EUR/AUD traded lower on Monday, to find support near the 1.6455 level, which also stopped the rate from moving lower on May 26th and 27th. Overall, the pair has been trading in a trendless manner, between that support and the resistance of 1.6900, and thus we would adopt a flat stance for now with regards to the near-term outlook.
In order to start examining whether further declines are in the works, we would like to see a decisive dip below 1.6455. This would confirm a forthcoming lower low and may encourage the bears to pull the trigger for the 1.6230 zone, marked by the inside swing high of February 18th. If that level is not able to halt the slide, then we may experience extensions towards the 1.6100 hurdle, which provided strong support between February 13th and 19th.
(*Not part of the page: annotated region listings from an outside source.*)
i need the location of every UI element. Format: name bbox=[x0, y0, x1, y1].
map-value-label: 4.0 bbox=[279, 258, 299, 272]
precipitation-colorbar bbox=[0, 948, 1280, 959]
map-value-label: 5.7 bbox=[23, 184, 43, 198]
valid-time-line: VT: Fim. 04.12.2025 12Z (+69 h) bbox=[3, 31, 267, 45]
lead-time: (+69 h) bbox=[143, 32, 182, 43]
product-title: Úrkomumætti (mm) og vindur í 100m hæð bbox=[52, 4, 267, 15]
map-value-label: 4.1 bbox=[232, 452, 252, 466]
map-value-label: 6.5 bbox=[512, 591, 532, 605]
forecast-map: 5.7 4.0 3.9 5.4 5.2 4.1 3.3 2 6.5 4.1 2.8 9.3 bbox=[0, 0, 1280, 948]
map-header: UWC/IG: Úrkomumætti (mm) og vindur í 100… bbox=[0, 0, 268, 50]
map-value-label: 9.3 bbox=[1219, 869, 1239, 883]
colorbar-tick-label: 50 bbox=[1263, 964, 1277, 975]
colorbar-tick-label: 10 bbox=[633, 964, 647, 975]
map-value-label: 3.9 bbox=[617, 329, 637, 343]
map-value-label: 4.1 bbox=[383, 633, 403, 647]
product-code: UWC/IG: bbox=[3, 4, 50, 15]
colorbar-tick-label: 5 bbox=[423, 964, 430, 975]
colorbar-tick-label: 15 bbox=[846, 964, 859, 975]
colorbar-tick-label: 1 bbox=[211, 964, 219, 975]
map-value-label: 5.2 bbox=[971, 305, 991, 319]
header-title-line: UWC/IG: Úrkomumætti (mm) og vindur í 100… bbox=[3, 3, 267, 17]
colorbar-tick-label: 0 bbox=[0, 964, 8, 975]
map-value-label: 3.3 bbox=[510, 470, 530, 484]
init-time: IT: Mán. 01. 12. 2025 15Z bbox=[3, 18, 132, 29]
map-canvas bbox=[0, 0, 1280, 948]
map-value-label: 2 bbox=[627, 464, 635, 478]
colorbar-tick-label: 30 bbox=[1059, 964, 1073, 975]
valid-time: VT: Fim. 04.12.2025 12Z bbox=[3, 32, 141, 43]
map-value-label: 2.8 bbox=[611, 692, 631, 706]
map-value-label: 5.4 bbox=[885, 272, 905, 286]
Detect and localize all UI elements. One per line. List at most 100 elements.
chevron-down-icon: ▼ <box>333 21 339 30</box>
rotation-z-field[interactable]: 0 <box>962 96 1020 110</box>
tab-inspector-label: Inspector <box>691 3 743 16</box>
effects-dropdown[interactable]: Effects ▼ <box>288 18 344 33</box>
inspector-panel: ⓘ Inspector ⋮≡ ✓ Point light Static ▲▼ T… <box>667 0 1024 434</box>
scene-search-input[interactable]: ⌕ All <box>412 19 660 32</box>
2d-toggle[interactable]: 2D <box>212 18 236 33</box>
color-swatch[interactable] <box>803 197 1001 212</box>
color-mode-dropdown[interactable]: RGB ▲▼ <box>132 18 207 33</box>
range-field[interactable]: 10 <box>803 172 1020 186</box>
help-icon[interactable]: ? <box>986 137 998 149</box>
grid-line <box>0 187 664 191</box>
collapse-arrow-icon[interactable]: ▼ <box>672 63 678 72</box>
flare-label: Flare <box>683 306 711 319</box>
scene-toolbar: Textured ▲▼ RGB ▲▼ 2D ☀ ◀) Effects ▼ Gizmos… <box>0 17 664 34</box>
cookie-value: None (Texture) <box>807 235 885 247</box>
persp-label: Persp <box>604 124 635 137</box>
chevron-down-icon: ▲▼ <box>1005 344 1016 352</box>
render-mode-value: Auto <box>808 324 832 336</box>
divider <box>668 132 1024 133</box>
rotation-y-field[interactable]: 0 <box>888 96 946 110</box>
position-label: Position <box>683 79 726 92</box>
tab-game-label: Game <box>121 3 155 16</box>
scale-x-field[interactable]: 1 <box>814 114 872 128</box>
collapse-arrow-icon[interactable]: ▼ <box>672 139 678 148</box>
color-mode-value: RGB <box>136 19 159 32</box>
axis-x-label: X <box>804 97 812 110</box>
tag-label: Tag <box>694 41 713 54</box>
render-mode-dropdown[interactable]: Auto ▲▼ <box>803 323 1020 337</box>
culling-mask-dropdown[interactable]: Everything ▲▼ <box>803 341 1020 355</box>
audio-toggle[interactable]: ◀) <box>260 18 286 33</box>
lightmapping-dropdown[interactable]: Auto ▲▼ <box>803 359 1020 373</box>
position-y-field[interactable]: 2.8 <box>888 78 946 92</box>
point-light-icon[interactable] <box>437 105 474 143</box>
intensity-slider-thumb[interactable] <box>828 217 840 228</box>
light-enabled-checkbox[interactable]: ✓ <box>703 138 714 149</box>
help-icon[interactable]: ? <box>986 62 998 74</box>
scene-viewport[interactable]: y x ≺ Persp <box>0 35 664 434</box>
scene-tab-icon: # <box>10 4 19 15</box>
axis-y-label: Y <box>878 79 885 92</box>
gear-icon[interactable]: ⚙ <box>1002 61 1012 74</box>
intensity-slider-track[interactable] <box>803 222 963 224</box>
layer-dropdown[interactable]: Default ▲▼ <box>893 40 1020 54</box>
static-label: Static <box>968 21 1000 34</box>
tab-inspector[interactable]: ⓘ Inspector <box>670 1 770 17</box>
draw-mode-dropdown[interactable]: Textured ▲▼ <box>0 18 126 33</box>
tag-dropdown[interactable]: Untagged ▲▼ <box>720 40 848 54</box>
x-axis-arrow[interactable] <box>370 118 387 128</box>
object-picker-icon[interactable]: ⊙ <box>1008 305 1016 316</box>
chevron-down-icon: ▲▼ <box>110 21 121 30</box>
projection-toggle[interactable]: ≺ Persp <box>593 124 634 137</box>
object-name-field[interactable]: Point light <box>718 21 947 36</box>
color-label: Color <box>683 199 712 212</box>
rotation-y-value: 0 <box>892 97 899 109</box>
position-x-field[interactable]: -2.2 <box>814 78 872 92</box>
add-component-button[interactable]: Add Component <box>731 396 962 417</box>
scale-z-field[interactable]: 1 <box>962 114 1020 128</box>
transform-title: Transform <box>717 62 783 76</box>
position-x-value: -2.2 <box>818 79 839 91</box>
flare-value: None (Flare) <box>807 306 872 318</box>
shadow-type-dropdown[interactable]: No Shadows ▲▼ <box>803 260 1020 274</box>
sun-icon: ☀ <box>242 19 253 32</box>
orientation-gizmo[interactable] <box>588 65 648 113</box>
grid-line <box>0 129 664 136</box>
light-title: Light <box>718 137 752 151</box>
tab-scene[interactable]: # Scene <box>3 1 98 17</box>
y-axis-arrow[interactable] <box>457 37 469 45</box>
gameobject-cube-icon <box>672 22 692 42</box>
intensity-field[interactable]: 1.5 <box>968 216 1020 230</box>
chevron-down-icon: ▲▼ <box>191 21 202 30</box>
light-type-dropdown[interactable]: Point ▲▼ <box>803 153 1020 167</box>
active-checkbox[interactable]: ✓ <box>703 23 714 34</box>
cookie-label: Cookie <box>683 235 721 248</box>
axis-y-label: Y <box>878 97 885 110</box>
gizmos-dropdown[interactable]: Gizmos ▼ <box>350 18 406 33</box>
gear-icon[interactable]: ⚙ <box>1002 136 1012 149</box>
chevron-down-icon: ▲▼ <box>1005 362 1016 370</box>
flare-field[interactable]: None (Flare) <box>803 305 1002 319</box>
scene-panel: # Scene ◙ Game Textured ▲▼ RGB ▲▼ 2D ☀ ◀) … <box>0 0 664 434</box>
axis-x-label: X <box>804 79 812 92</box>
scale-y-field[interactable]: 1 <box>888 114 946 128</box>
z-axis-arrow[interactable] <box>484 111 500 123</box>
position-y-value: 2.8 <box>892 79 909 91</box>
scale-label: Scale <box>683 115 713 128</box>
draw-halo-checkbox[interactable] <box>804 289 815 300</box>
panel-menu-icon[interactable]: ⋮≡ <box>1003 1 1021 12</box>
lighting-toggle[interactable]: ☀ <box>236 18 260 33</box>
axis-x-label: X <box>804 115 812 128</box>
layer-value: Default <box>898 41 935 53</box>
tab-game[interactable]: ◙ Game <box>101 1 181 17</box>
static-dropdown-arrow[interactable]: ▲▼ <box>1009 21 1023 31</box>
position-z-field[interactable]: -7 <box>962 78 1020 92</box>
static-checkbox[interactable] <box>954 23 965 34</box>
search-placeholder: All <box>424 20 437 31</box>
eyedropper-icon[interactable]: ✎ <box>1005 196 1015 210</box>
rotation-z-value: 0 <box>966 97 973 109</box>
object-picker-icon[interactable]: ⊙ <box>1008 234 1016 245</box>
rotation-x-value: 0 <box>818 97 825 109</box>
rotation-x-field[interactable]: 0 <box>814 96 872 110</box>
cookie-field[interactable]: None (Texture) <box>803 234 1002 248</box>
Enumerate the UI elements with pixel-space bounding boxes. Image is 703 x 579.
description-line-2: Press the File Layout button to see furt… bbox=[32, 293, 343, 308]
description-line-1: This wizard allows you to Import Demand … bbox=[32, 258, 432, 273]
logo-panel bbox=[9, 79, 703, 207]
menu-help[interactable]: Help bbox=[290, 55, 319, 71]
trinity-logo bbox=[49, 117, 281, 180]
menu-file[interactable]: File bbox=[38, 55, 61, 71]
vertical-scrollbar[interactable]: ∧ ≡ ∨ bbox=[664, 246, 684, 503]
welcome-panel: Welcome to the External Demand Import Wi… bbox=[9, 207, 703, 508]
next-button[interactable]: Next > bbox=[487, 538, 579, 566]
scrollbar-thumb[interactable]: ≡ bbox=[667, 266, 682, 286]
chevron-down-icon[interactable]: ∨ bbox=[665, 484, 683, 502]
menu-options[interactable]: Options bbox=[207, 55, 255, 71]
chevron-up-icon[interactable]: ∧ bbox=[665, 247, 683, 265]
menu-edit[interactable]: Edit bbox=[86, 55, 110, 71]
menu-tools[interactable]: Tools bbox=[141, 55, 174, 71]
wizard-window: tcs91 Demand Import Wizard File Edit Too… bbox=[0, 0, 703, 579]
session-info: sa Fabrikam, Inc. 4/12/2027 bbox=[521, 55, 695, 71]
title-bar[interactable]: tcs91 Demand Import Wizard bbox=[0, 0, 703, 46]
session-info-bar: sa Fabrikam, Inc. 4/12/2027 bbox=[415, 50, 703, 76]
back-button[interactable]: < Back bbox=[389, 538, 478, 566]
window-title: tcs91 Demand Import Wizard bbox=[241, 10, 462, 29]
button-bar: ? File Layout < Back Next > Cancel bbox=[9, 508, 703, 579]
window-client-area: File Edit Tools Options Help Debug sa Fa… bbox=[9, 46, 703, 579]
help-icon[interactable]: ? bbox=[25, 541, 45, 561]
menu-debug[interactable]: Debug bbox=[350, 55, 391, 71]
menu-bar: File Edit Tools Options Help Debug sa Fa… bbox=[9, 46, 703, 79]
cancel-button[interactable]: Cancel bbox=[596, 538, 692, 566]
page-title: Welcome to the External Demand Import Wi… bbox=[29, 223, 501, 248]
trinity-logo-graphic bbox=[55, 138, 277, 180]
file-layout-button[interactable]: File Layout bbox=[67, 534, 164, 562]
Taking a look at our short-term oscillators, the RSI and the MACD, we see that they both detect negative momentum. The RSI runs below 50, while the MACD lies below both its zero and trigger lines. That said, although the MACD points to the downside, the RSI has just turned up, suggesting that a minor rebound may be looming before the next negative leg.
That said, the move that would make us comfortable with regards to the upside is a break above 1.6900. This may signal the upside exit out of the aforementioned range and could initially pave the way towards the high of May 4th, at around 1.7195. Another break, above 1.7195, may allow the bulls to put the 1.7320 area on their radars. That zone provided resistance on April 21st.